Controversial paid informants programme helps curb software piracy, says Czech BSA

Photo: Grant Cochrane,

Software piracy levels in the Czech Republic decreased slightly in 2013, according to a freshly released study by BSA, an anti-piracy group representing several global software firms. The study says that 34 percent of computer programmes in the country were used without licences last year, down from 35 percent in 2012. BSA’s methods of calculating the rate have been disputed, and the group has also been criticized for paying informants to report the use of illegal software in their companies. But BSA says the controversial programme has borne fruit. I sat down with the spokesman of the group’s Czech branch, Jan Hlaváč, and asked him what he thought the main reasons behind the decline were.

Photo: Kristýna Maková
“It is mainly due to decreasing levels of pirated software in companies. We’ve been fighting against illegal software for more than 10 years in the Czech Republic, and in the past, it was usually firms that used unlicensed software in large volumes.

“But that’s changed dramatically over the years, and it continues to decrease. As for households, that’s a slightly different situation because the number of home computer users is still growing. Buying a computer and internet connection is easy and cheap, and many users get software from illegal sources. So while in the corporate sector, the rate is decreasing, it goes up in households.”

Photo: Baitong333,
So what has made companies stop using illegal software?

“There is a legal threat – investigation, and some serious cases can even end in jail sentences. But more often, it’s the overall stress that comes with the investigation and possible court.

“Then there is the actual compensation because the affected software vendors can claim double the value of the seized unlicensed software.”

How often do users of unlicensed software get found out in the Czech Republic?

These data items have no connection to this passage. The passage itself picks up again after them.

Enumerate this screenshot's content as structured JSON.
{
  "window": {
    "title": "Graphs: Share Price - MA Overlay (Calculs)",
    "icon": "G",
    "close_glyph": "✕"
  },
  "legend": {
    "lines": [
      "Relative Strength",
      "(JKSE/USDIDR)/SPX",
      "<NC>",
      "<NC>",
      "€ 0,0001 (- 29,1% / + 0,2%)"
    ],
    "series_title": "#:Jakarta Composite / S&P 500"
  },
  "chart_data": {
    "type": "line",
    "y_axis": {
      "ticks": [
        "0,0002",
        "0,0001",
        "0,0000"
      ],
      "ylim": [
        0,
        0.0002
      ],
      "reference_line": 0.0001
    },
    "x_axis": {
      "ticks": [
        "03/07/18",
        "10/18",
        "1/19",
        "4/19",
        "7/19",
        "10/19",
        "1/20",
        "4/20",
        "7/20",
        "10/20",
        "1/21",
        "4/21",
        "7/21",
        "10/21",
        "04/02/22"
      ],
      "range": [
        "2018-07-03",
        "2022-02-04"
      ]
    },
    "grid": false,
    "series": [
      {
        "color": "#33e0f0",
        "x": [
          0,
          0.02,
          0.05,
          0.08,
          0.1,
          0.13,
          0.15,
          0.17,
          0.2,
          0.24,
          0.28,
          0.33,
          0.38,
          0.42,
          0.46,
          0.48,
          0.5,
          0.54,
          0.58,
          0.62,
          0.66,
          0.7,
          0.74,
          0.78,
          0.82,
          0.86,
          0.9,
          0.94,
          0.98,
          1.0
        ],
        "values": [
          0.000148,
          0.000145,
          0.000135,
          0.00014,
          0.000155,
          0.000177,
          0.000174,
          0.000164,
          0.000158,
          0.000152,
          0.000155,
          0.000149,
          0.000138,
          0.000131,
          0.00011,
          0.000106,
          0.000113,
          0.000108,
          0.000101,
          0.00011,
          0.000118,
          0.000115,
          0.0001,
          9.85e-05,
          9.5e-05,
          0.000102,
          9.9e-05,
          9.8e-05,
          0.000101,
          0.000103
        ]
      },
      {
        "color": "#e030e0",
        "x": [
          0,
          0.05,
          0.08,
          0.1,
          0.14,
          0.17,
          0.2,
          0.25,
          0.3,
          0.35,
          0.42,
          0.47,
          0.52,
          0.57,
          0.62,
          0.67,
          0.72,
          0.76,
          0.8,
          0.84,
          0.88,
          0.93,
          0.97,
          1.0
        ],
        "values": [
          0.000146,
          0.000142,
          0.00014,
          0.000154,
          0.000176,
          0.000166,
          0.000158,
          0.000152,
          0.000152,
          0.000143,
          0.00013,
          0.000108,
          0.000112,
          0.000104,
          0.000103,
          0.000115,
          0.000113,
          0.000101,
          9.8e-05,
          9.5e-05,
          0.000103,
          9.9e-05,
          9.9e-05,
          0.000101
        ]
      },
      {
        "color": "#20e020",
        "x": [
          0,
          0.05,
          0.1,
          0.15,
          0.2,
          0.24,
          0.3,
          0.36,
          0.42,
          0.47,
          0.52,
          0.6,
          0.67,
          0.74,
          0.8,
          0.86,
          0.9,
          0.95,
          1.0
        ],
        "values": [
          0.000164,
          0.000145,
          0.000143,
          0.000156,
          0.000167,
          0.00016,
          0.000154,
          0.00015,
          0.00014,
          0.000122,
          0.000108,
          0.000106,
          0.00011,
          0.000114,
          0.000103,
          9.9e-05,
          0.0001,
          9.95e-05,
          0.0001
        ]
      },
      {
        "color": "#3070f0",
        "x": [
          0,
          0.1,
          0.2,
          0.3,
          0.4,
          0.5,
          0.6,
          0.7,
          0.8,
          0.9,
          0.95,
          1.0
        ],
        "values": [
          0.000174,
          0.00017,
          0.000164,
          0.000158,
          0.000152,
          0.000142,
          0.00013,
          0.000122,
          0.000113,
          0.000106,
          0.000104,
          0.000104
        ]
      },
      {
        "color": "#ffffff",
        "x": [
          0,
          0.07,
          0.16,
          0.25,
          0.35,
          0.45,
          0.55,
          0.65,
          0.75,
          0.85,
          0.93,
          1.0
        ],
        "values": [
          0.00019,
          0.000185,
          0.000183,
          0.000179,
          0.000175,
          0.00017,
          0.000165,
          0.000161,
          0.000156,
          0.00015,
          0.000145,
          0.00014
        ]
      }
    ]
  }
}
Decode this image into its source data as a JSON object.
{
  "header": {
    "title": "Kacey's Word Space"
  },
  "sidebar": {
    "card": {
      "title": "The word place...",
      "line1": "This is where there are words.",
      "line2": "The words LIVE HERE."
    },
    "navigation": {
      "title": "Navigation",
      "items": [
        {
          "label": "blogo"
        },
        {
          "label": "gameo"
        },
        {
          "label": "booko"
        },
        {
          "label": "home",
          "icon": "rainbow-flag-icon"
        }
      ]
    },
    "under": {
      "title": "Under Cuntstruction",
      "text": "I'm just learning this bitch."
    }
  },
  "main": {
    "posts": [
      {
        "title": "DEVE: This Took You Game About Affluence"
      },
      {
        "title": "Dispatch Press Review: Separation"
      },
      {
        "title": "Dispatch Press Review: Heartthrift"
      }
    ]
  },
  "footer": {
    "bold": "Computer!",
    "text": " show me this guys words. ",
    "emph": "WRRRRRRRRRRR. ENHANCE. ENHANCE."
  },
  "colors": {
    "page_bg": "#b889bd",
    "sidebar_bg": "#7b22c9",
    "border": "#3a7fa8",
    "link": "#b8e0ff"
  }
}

“Every year, we receive hundreds of tips from our informants about companies that use unlicensed software. In many cases, we manage to reach out-of-court settlement but some cases end up in court.

Photo: sakhorn38,
“For instance last year, there was a case involving a distributor of unlicensed software who was in the end sentenced to almost two years in prison, and the person also had to pay damages.”

Your programme, which offers money to people who provide information on their employers’ using illegal software, caused a controversy when it was launched last year. Some people questioned the ethics of prompting people to snitch, in a country with plenty of experience of snitching to the police. But you are saying that despite these concerns, is has been successful.

Photo: Grant Cochrane,
“Very successful. We did it because we wanted to catch big fish. In the past, many informants did not want to disclose who they were, and it was difficult to set up serious communication with them.

“The only way out of this was to offer them something that would motivate them to fully cooperate. That’s why we decided to launch this programme, to reward information that leads not only to identifying illegal software but to bringing the whole case to the end.”

“So it’s worked well. The quality of leads has greatly improved, and at the moment, we have in the pipeline cases worth around 10 million crowns.”

How many of these tips have you received so far?

“Each month, we regularly get about 30 but some of them are irrelevant or the informants don’t comply with the conditions of the cooperation.”

Has this programme has also contributed to the slight decrease in the use of illegal software, as the BSA report suggests?

“Definitely. The programme has helped a great deal convince companies that the legal risks are not worth it. And it’s not just legal risks, it’s the total cost to business.

“Also, another thing that has helped bring the rate down is the fact that businesses now have legal responsibility for their actions. That’s something fairly new; in the past, only individuals could be prosecuted for software piracy, not companies as such.

Jan Hlaváč,  photo: ČT24
“But two years ago, I think, legislation was passed that introduced legal responsibility of business entities so now, in flagrant cases of piracy, the company can even be closed down.”

Does the Czech Republic differ in any way as for the types of software typically used without licences?

“It’s very similar to other countries. Unlicensed software is usually that of popular vendors, often global companies. It’s basically the same as elsewhere. There are naturally some local software companies as well but I don’t have information about how they are affected.”

When we again look at the decreasing rate of illegal software use in the Czech Republic, it is still higher than the European average of 41 percent. But it is far lower than in other post-communist countries with perhaps the exception of Slovakia. Why do you think that is?

“Because the anti-piracy programme in the Czech Republic has been historically very strong. Many key software vendors have invested into education, especially in the business sector.”

“We have also done several campaigns; we were often criticized for them, they worked and helped spread the message to companies and make them think about piracy; they legalized their software and now stick to licencing.”